Nach Angaben der Gemeinde lebt der Familienvater seit 14 Jahren in Deutschland. Vor der Zuflucht in der Kirche hatten die Eltern in einer örtlichen Baumschule gearbeitet. Außerdem sei die Familie gut integriert. Die älteste Tochter besuche das örtliche Gymnasium, eine zweite Tochter den evangelischen Kindergarten. Für die Kinder sei Vietnamesisch allenfalls eine Fremdsprache. Die Familie gehöre einer christlich-freikirchlichen Gemeinde in Hannover an.

Dieser Kirchenasyl-Fall in Hoya hat schon für große Aufregung gesorgt und breites öffentliches Interesse geweckt. Ein Kirchenasyl hat keine unmittelbare rechtliche Bedeutung. Die Polizei dringt jedoch in der Regel nicht in sakrale Gebäude ein, um eine Abschiebung durchzusetzen.

Es ist in diesem Fall wie in vielen anderen Fällen nicht nachvollziehbar, warum gut integrierte Familien mit Kindern in ihr Herkunftsland abgeschoben werden sollten, wo sie sich doch ihren Lebensmittelpunkt hier in Deutschland aufgebaut haben.

Wenn die Familie der Abschiebung nicht folgt, hält sie sich illegal in Deutschland auf. Laut Ministeriumsangaben sei der Asylantrag des Vaters bereits vor 14 Jahren abgelehnt worden. Der Fall habe sich nur deshalb in die Länge gezogen, weil die Familie weitere Anträge zunächst für die Frau und dann für die drei Kinder gestellt habe, die ebenfalls abgelehnt worden seien.

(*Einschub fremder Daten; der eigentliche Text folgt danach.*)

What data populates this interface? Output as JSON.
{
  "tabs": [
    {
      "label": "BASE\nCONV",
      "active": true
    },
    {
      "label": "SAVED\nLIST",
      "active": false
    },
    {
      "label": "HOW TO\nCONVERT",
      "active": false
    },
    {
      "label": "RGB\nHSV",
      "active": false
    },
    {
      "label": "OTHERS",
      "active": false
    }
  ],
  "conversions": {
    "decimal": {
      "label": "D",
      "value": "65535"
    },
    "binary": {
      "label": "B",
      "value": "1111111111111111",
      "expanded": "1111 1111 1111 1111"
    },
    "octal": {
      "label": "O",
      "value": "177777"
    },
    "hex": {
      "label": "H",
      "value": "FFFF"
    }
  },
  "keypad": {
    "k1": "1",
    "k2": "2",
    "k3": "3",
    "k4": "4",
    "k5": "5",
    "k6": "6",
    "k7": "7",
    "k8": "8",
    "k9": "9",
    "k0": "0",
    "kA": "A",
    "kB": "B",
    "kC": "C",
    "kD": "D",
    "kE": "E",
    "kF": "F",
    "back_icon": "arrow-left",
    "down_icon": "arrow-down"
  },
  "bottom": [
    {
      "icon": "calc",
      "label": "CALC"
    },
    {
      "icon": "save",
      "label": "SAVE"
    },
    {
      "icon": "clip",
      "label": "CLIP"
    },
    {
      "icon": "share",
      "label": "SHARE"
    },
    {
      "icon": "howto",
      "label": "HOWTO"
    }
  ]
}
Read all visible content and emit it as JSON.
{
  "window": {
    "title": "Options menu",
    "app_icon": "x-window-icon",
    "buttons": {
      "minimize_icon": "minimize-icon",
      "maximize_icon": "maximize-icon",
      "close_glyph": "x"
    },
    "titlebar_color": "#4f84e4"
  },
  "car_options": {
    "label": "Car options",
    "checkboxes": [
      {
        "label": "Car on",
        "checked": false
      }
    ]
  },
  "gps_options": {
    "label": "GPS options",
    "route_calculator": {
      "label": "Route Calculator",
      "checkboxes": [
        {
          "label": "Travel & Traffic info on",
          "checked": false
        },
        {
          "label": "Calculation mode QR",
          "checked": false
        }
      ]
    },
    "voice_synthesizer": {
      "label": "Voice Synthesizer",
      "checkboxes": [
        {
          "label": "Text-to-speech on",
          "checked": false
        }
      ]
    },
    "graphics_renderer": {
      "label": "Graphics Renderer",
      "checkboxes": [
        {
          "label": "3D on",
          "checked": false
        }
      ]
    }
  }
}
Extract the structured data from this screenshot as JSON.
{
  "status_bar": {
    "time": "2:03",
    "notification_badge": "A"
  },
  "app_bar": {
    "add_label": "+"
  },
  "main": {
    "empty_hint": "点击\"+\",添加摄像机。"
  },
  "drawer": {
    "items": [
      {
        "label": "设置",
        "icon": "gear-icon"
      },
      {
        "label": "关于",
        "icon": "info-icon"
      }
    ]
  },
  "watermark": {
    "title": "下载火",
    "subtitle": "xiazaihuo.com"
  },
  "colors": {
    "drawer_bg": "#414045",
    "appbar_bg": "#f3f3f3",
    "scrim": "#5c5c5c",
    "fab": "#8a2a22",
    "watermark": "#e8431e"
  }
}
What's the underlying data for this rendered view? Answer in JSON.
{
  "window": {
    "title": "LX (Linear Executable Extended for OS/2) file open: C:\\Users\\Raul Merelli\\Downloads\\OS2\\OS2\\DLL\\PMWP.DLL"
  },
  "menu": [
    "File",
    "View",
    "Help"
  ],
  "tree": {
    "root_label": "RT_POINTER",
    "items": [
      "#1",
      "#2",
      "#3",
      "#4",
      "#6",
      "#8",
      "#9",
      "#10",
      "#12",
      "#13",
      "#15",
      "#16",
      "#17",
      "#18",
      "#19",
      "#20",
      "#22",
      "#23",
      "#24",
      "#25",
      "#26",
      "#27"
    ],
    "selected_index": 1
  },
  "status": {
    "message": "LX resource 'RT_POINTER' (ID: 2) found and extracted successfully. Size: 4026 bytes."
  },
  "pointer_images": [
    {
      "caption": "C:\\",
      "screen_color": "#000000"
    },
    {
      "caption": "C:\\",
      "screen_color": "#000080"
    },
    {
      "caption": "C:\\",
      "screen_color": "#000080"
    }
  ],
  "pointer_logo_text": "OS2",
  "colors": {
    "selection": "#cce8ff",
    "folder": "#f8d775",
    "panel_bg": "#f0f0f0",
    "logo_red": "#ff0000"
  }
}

Eigentlich sollte der Fall in der Härtefallkommission besprochen werden. Allerdings hieß es aus dem niedersächsischen Innenministerium, dass dies nach der Verordnung der Kommission nicht möglich sei, weil die Abschiebung der Familie schon vor Einrichtung der Härtefallkommission angekündigt gewesen sei. Erschwerend komme hinzu, dass die Familie Nguyen von 1999 bis 2001 untergetaucht sei. Der Petitionsausschuss des Landtages habe schon vor drei Jahren mit den Stimmen aller Parteien entschieden, dass sie kein Bleiberecht habe. Man darf aber nicht vergessen, dass die Eltern ein eigenes Einkommen haben und schulpflichtige Kinder. Dies sollte zumindest aus menschlicher Sicht Grund genug sein, ein Bleiberecht für diese vietnamesische Familie auszusprechen. Wozu ist eigentlich eine Härtefallkommission da, wenn gerade solche Fälle schon an irgendwelchen kleinen Formalitäten scheitern? Das Innenministerium in Hannover bekräftigte allerdings schon mehrere Male: "Die Familie ist ausreisepflichtig."